Demandez à voir vos données, pas une démonstration sur un compte d’exemple. Et regardez la sortie autant que l’entrée : durée d’engagement, préavis, export de vos avis et de votre fichier client. Un outil dont on ne sort pas ses données est un outil dont on ne sort pas. Les quatre clauses de durée, décryptées.
Les quatre réponses, d’avance
Un établissement pour le prix affiché, aucun tri possible ni maintenant ni jamais, une alerte le jour même avec trois réponses prêtes, et l’export de vos données à tout moment depuis vos réglages. Sans engagement.
Voir ce que fait CornerStar ›Trois critères qui paraissent décisifs et ne le sont pas
Le nombre de plateformes couvertes. Un commerce de proximité se choisit sur Google, pas sur sept annuaires. Couvrir dix plateformes disperse un travail qui n’avait de valeur qu’à un seul endroit. Google ou une plateforme d’avis vérifiés.
Le tableau de bord. Impressionnant en démonstration, et ouvert trois fois la première semaine puis plus jamais. Ce qu’on utilise vraiment, c’est l’alerte et la réponse.
L’intelligence artificielle mise en avant comme argument. Elle est partout désormais. La question utile n’est pas si l’outil en a, c’est si le texte qui sort est publiable sans être réécrit.
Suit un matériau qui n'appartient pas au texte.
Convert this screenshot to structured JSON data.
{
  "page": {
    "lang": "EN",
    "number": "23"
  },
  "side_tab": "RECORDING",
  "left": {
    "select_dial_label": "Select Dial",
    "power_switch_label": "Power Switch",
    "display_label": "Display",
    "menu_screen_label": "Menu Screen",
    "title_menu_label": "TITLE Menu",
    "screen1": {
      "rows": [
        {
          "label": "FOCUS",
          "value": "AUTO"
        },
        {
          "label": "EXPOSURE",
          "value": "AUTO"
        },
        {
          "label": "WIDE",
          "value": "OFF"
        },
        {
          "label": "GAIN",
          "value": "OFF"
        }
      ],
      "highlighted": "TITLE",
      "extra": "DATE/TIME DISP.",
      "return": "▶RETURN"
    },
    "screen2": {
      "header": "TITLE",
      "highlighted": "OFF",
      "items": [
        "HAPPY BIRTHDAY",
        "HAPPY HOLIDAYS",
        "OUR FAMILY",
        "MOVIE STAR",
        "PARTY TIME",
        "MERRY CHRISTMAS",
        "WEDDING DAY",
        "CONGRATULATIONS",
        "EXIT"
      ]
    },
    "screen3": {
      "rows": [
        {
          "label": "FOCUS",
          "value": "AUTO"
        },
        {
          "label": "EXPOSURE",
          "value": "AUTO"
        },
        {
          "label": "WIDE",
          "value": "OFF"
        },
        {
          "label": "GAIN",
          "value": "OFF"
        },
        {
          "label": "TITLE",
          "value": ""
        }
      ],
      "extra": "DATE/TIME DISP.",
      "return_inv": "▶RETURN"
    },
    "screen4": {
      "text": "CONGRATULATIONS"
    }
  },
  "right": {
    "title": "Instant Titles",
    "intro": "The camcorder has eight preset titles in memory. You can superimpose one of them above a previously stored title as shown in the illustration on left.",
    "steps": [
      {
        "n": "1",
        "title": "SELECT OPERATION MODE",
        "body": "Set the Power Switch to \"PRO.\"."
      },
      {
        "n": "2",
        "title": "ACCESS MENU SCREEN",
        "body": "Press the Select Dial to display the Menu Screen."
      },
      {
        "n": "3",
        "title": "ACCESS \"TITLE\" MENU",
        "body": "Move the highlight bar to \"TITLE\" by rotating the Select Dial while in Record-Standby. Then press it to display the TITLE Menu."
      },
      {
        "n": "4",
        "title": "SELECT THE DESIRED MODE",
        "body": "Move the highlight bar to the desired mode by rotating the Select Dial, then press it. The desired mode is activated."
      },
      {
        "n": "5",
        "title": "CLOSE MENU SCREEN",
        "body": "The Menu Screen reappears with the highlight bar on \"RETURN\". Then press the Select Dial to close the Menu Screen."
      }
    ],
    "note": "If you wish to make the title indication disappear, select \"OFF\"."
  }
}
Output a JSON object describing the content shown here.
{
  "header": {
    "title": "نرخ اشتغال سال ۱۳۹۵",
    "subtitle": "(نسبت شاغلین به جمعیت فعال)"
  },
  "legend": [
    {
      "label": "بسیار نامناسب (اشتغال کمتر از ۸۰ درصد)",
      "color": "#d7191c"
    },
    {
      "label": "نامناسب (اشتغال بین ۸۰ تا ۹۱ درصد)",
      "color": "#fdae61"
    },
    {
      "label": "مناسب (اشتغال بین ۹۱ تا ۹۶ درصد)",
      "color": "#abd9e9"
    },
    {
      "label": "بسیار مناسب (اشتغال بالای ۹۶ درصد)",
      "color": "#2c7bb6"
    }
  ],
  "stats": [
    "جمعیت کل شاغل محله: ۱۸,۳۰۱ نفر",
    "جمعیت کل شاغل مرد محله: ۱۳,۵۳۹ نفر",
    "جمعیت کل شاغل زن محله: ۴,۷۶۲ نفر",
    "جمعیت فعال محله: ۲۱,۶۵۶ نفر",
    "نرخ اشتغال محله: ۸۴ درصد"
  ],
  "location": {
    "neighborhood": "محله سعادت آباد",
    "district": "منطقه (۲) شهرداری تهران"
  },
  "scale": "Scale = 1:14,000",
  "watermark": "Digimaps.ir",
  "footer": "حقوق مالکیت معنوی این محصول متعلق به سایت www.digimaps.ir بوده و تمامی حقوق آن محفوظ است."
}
La question qu’il faut poser, et qui gêne
« Que se passe-t-il si je pars dans trois mois ? »
La réponse tient en trois éléments vérifiables : la durée d’engagement, le préavis pour ne pas la reconduire, et ce qu’on emporte. Un éditeur qui répond clairement aux trois n’a rien à cacher sur le reste ; un éditeur qui élude a répondu quand même.
Questions
Faut-il un outil quand on a peu d’avis ?
Le volume n’est pas le bon critère : le travail est le même à cinq avis qu’à cinquante. Ce qui décide, c’est le temps qu’on veut y passer chaque semaine.
Que vaut une démonstration commerciale ?
Elle montre l’outil au mieux de sa forme, sur des données choisies. Demandez plutôt un accès à vos propres données, ou faites-vous montrer la vue que vous ouvrirez tous les matins.
Un outil peut-il publier les réponses sur Google à ma place ?
Cela demande un accès que Google n’accorde pas librement. Un éditeur qui le promet doit pouvoir dire par quel moyen il le fait.
Que faut-il vérifier sur la sortie des données ?
Qu’on puisse exporter ses avis, ses réponses et son fichier client, à tout moment et sans demander. Un outil dont on ne sort pas ses données est un outil dont on ne sort pas.
La conformité est-elle vraiment un critère ?
C’est le seul qui engage votre responsabilité et pas celle de l’éditeur. Un outil qui trie les clients avant sollicitation gonfle VOTRE note, et c’est vous qui répondez.